# ea888 gen 3 self study program



## nick n. (Apr 24, 1999)

anyone have an updated one that they could kindly upload? 

need new literature while checking the pipes.


----------



## DasCC (Feb 24, 2009)

nick n. said:


> anyone have an updated one that they could kindly upload?
> 
> need new literature while checking the pipes.


:thumbup: in for this too.


----------



## lewp91 (May 9, 2011)

here's the one for the 1.8, yet to find the 2.0..

https://s3-eu-west-1.amazonaws.com/muupublic/share/18TFSI.pdf


----------



## lewp91 (May 9, 2011)

or this:

http://www.vaglinks.com/vaglinks_com/docs/ssp/vwusa.com_ssp_922903_2.0l_4v_tfsi_engine.pdf


----------



## Azu (Oct 23, 2013)

Haven't found a gen 3 version yet


----------



## 20v=godsmotor (Aug 20, 2008)

Can anyone educate me on what the difference between the CAE and the CAEB would be? or what the CAE engine is? Or if there even is a difference?


----------



## DasCC (Feb 24, 2009)

20v=godsmotor said:


> Can anyone educate me on what the difference between the CAE and the CAEB would be? or what the CAE engine is? Or if there even is a difference?


Probably just different emission specs. Just like ccta and CBFA for the gen 1 TSIs


Sent via an app on my mobile


----------



## 20v=godsmotor (Aug 20, 2008)

DasCC said:


> Probably just different emission specs. Just like ccta and CBFA for the gen 1 TSIs
> 
> 
> Sent via an app on my mobile


I am starting to wonder if it might be a 2nd gen? It does have a top mounted traditional style oil filter.


----------



## DasCC (Feb 24, 2009)

20v=godsmotor said:


> I am starting to wonder if it might be a 2nd gen?
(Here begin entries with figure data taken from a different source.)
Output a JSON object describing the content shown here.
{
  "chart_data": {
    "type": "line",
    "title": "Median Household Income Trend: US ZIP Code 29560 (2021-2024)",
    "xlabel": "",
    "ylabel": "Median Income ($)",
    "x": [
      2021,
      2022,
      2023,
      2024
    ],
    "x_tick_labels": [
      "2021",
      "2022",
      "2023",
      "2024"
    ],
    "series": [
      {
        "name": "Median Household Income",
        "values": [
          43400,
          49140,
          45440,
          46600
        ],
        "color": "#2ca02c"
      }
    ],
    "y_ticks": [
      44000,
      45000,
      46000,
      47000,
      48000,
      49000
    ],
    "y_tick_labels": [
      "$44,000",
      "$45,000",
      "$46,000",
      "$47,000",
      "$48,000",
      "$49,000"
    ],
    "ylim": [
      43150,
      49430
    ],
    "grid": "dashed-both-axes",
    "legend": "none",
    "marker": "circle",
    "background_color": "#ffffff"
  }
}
It does have a top mounted traditional style oil filter.


On what car?


Sent via an app on my mobile


----------



## 20v=godsmotor (Aug 20, 2008)

DasCC said:


> On what car?
> 
> 
> Sent via an app on my mobile


That's the issue I only have the engine


----------



## DasCC (Feb 24, 2009)

20v=godsmotor said:


> That's the issue I only have the engine


From what I've seen all gen 3 have the cartridge filter on top and oil fill on opposite end of filter on timing cover. That could be the gen 2 valve lift from an Audi. VWs NA not sure about ROW only had gen 1 and are just now switching to Gen 3. 


Sent via an app on my mobile


----------



## 20v=godsmotor (Aug 20, 2008)

DasCC said:


> From what I've seen all gen 3 have the cartridge filter on top and oil fill on opposite end of filter on timing cover. That could be the gen 2 valve lift from an Audi. VWs NA not sure about ROW only had gen 1 and are just now switching to Gen 3.
> 
> 
> Sent via an app on my mobile


Sorry to ask a dumb question, but what is ROW?


----------



## Zillon (Jun 30, 2005)

20v=godsmotor said:


> Sorry to ask a dumb question, but what is ROW?


Rest of world.


----------